In the 2021 Winter Semester, enrollment is up by 3%.
Typically, enrollment will increase in the fall and stay the same or decrease in the winter.
The total number of students currently enrolled is 2,380, which is up from 2,312 compared to the 2020 Fall Semester.
MCCC ranks third in year-over-year enrollment among all Michigan community colleges, when for the past 10 years, it ranked 19th.
The Future for Frontliners program, a statewide program that provides free tuition for essential workers, contributed 55% of the college’s enrollment growth.
Joe Verkennes, director of Marketing and Communications, said he had to abruptly change his plans for marketing to accommodate the new program.
Verkennes estimates $15,000-$20,000 twas spent on creating and distributing yard signs and flyers, email campaigns, direct mail and adding a Future for Frontliners section on the MCCC website.
The Office of Admissions & Guidance Services, Registrar’s Office and Financial Aid Office reached out to an estimated 2,000-4,000 people who were eligible for Future for Frontliners through various medias, said Scott Behrens, vice president of Enrollment Management and Student Success.
“The Marketing and Communications departments really play a role in getting the messages out to the masses,” Verkennes said.
Behrens said their goal was to emphasize that MCCC faculty are here to help students achieve their goals.
They also partnered with over 300 businesses in Monroe to find people who were eligible for Future for Frontliners.

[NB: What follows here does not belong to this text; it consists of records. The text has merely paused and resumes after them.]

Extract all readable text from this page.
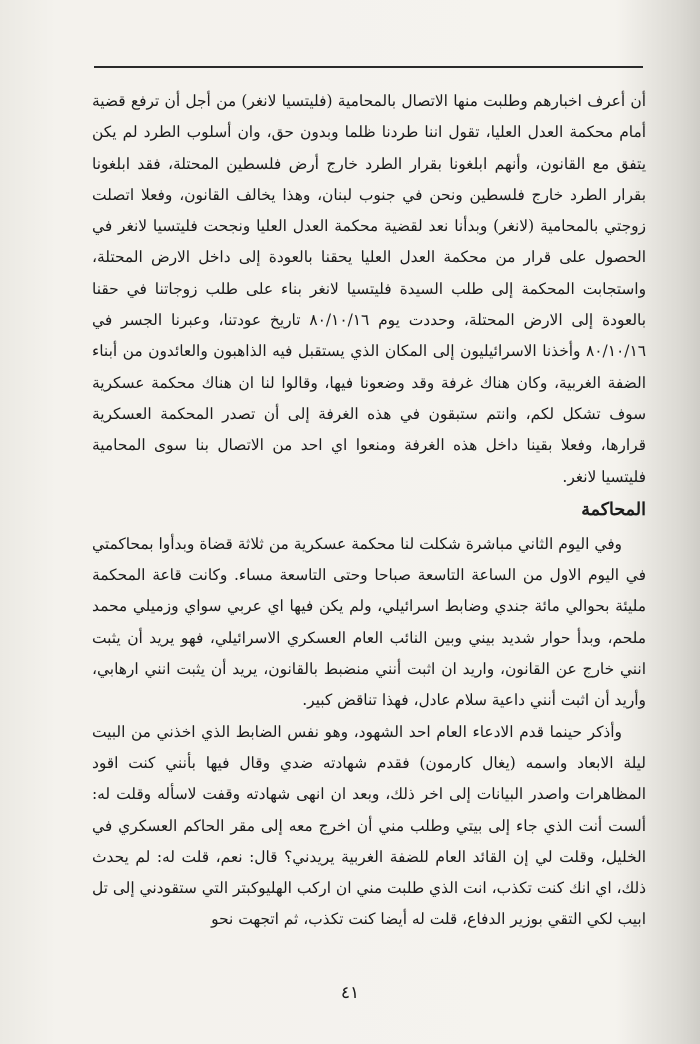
أن أعرف اخبارهم وطلبت منها الاتصال بالمحامية (فليتسيا لانغر) من أجل أن ترفع قضية أمام محكمة العدل العليا، تقول اننا طردنا ظلما وبدون حق، وان أسلوب الطرد لم يكن يتفق مع القانون، وأنهم ابلغونا بقرار الطرد خارج أرض فلسطين المحتلة، فقد ابلغونا بقرار الطرد خارج فلسطين ونحن في جنوب لبنان، وهذا يخالف القانون، وفعلا اتصلت زوجتي بالمحامية (لانغر) وبدأنا نعد لقضية محكمة العدل العليا ونجحت فليتسيا لانغر في الحصول على قرار من محكمة العدل العليا يحقنا بالعودة إلى داخل الارض المحتلة، واستجابت المحكمة إلى طلب السيدة فليتسيا لانغر بناء على طلب زوجاتنا في حقنا بالعودة إلى الارض المحتلة، وحددت يوم ٨٠/١٠/١٦ تاريخ عودتنا، وعبرنا الجسر في ٨٠/١٠/١٦ وأخذنا الاسرائيليون إلى المكان الذي يستقبل فيه الذاهبون والعائدون من أبناء الضفة الغربية، وكان هناك غرفة وقد وضعونا فيها، وقالوا لنا ان هناك محكمة عسكرية سوف تشكل لكم، وانتم ستبقون في هذه الغرفة إلى أن تصدر المحكمة العسكرية قرارها، وفعلا بقينا داخل هذه الغرفة ومنعوا اي احد من الاتصال بنا سوى المحامية فليتسيا لانغر.

المحاكمة

وفي اليوم الثاني مباشرة شكلت لنا محكمة عسكرية من ثلاثة قضاة وبدأوا بمحاكمتي في اليوم الاول من الساعة التاسعة صباحا وحتى التاسعة مساء. وكانت قاعة المحكمة مليئة بحوالي مائة جندي وضابط اسرائيلي، ولم يكن فيها اي عربي سواي وزميلي محمد ملحم، وبدأ حوار شديد بيني وبين النائب العام العسكري الاسرائيلي، فهو يريد أن يثبت انني خارج عن القانون، واريد ان اثبت أنني منضبط بالقانون، يريد أن يثبت انني ارهابي، وأريد أن اثبت أنني داعية سلام عادل، فهذا تناقض كبير.

وأذكر حينما قدم الادعاء العام احد الشهود، وهو نفس الضابط الذي اخذني من البيت ليلة الابعاد واسمه (يغال كارمون) فقدم شهادته ضدي وقال فيها بأنني كنت اقود المظاهرات واصدر البيانات إلى اخر ذلك، وبعد ان انهى شهادته وقفت لاسأله وقلت له: ألست أنت الذي جاء إلى بيتي وطلب مني أن اخرج معه إلى مقر الحاكم العسكري في الخليل، وقلت لي إن القائد العام للضفة الغربية يريدني؟ قال: نعم، قلت له: لم يحدث ذلك، اي انك كنت تكذب، انت الذي طلبت مني ان اركب الهليوكبتر التي ستقودني إلى تل ابيب لكي التقي بوزير الدفاع، قلت له أيضا كنت تكذب، ثم اتجهت نحو

٤١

Behrens said late-start classes have also helped to increase enrollment.
The deadline for Future for Frontliners was Dec. 31, 2020, and it took several weeks for the state to process applications. People were unable to enroll in classes at the beginning of the semester.
Kevin Cooper, dean of Science and Mathematics Division and interim dean of Humanities and Social Sciences, and his academic team helped coordinate late-start classes so Future for Frontliners applicants could still enroll in the Winter Semester.
Behrens uses the Winter Enrollment Report to understand which students need more support and encouragement.
From the 2020 Winter Semester to the 2021 Winter Semester, the number of continuing students is down by 12.4%. Additionally, male students are not enrolling at the same rate as female students.
Of the 12.4%, Winter Semester enrollment of male students is down by 11.4% In particular, it is part-time male students and minority male students who are dropping out or not enrolling.
To combat this, Behrens said MCCC will put a focus on maintaining students once they are enrolled.
MCCC plans to find ways to further engage Monroe’s minority population.
Ryan Rafko, director of Admissions and Guidance Services, said the Winter Enrollment Report is valuable because it allows him to provide information about student demographics to MCCC stakeholders.
The upcoming Summer Semester will be MCCC’s next focus for enrollment, Rafko said.
He predicts that there will be more classes offered than the 2020 Summer Semester, which was severely impacted by COVID-19.
Rafko also said MCCC will continue to promote the Future for Frontliners program as well as the Michigan Reconnect program, which is a statewide program that offers free community college tuition to Michigan residents over the age of 25.
“We’re getting education in the hands of the people in Monroe who truly need it,” Behrens said. “There’s no better equalizer than education.”